I think this is the better of the two approaches, but it’s still not ideal.
Problem 1: Lots of revisions, as you point out. The ForestDB storage in 1.1 handles this a lot better than the SQLite-based one does, because it proactively prunes old revisions when new ones are added. The default maxRevTreeDepth is 20, so at most 20 revisions of a doc will be kept around. But regardless of storage, the more frequently state is updated, the more replication traffic there will be.
Problem 2: When a device goes offline (app is backgrounded) it has to update its presence document, and then replicate it to other peers. But there are cases where that isn’t possible, like if the app moves out of range of the LAN or otherwise loses connectivity, or if the app crashes. The typical way around this is to put a timestamp on the presence document and give it a fairly short time-to-live, so that if the peer keeps updating it, they’re assumed to have gone offline.
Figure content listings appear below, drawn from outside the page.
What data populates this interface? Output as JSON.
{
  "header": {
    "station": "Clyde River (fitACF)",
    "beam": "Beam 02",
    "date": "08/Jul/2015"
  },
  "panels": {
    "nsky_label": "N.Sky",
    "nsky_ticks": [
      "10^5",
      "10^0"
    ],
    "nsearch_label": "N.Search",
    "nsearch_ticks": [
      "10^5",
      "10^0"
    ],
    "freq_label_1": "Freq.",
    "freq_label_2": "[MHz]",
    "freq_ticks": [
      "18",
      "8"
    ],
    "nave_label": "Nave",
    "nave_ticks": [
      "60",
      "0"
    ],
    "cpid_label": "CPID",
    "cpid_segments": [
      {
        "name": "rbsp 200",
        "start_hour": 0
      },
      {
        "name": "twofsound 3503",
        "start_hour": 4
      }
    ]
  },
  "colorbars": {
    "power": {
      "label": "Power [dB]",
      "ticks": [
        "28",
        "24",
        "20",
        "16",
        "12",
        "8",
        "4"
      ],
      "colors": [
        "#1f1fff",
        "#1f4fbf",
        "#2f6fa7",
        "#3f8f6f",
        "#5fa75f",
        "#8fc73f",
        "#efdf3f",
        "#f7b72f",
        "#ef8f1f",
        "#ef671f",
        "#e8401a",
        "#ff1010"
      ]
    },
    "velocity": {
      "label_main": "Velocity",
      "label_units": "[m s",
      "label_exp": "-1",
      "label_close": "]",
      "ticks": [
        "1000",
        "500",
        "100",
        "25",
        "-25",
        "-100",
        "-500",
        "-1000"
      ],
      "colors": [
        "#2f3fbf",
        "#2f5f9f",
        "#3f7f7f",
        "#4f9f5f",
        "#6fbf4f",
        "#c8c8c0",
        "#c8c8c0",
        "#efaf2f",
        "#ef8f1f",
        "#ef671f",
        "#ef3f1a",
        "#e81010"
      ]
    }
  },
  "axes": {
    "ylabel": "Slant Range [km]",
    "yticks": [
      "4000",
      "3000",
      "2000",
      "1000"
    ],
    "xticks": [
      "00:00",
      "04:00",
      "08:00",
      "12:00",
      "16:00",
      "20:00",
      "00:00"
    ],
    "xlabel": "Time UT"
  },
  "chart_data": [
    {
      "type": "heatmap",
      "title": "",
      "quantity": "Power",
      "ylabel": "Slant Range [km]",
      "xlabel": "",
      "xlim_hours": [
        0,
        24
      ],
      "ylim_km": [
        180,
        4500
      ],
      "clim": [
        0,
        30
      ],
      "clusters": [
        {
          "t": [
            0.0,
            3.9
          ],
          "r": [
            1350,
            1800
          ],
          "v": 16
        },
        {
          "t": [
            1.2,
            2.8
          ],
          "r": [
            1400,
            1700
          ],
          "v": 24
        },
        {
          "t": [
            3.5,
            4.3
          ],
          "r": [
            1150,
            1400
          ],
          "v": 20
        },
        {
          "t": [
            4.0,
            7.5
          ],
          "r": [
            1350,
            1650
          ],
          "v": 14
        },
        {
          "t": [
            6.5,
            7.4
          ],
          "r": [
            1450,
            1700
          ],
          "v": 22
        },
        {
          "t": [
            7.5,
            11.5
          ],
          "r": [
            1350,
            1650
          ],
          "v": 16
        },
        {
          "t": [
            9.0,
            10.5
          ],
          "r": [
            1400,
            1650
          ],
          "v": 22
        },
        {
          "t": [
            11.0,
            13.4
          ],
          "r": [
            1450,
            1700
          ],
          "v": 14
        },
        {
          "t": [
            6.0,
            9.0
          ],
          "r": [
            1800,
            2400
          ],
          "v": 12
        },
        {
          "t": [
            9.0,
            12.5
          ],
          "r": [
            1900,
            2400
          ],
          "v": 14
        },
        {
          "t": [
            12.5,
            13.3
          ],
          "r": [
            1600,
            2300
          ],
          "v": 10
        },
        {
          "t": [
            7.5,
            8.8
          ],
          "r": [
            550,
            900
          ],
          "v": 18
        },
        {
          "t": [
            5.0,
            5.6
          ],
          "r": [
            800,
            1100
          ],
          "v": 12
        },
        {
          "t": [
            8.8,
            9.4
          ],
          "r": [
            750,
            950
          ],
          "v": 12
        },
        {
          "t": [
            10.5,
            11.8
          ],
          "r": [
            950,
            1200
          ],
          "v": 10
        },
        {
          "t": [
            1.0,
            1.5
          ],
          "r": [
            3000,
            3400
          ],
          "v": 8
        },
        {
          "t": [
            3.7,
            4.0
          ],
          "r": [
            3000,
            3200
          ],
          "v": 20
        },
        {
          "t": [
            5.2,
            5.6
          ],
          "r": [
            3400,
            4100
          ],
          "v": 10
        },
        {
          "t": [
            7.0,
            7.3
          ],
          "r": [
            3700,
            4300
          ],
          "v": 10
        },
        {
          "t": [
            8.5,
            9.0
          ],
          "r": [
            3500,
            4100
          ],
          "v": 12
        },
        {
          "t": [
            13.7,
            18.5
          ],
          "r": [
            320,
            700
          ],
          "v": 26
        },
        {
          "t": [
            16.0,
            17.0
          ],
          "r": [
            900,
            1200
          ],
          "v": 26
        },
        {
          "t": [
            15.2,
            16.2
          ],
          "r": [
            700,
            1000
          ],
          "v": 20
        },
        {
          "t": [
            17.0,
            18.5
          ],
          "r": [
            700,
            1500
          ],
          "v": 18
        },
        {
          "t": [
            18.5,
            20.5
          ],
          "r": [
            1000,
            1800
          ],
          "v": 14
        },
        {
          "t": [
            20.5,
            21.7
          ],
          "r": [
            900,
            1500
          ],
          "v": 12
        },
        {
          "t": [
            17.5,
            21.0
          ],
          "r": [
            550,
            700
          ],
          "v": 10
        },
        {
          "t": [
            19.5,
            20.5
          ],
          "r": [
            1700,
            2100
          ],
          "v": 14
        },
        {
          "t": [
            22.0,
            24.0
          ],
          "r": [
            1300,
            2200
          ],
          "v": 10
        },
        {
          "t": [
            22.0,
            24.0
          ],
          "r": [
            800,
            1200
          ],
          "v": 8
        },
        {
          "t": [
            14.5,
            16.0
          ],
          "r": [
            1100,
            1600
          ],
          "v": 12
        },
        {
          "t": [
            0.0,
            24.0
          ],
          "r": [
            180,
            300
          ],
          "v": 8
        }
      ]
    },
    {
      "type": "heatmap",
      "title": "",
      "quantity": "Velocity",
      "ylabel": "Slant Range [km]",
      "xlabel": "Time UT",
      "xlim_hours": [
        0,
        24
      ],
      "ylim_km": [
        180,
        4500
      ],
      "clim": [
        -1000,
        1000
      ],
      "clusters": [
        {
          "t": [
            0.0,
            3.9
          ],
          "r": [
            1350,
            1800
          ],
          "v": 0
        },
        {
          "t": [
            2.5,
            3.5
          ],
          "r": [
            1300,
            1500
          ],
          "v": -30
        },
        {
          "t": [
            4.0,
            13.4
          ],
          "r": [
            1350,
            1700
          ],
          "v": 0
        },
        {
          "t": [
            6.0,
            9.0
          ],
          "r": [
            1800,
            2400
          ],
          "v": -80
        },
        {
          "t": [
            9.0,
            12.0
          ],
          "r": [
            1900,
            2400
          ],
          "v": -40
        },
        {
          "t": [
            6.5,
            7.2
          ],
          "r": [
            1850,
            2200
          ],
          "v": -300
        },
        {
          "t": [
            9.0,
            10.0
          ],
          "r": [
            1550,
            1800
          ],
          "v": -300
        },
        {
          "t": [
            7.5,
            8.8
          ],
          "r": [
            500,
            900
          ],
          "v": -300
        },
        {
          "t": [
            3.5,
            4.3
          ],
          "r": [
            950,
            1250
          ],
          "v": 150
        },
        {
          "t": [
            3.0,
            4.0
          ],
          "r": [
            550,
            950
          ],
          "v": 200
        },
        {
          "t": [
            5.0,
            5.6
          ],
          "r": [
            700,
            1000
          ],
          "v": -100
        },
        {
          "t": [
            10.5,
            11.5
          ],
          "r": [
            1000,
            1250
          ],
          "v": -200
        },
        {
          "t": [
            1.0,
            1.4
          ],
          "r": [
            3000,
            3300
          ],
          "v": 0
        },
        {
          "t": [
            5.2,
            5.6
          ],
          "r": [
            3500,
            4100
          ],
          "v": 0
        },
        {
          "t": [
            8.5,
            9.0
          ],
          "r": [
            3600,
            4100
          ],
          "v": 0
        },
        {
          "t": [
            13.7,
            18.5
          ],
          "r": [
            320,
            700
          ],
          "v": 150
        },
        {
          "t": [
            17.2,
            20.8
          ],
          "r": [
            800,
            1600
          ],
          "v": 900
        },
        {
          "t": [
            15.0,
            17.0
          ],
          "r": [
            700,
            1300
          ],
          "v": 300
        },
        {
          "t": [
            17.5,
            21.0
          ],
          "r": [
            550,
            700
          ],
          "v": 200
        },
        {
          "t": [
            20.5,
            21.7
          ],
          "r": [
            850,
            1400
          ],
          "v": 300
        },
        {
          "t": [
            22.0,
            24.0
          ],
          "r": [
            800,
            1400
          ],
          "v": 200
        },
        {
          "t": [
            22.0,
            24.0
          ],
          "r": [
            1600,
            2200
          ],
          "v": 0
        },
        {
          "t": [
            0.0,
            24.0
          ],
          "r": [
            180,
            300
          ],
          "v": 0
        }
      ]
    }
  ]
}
But now you have a conflict between timely notifications of offline state, vs. the number of updates. (If you have 20 peers each updating their state every minute, that’s an update every 3 seconds.)
If everyone’s on the same LAN, it works better to use Bonjour alone. That’s what iChat does. Your app’s published replication service is its presence. Bonjour is pretty good at keeping its state of the world up to date (well, in Yosemite it wasn’t, but apparently 10.10.4 fixed the regressions.)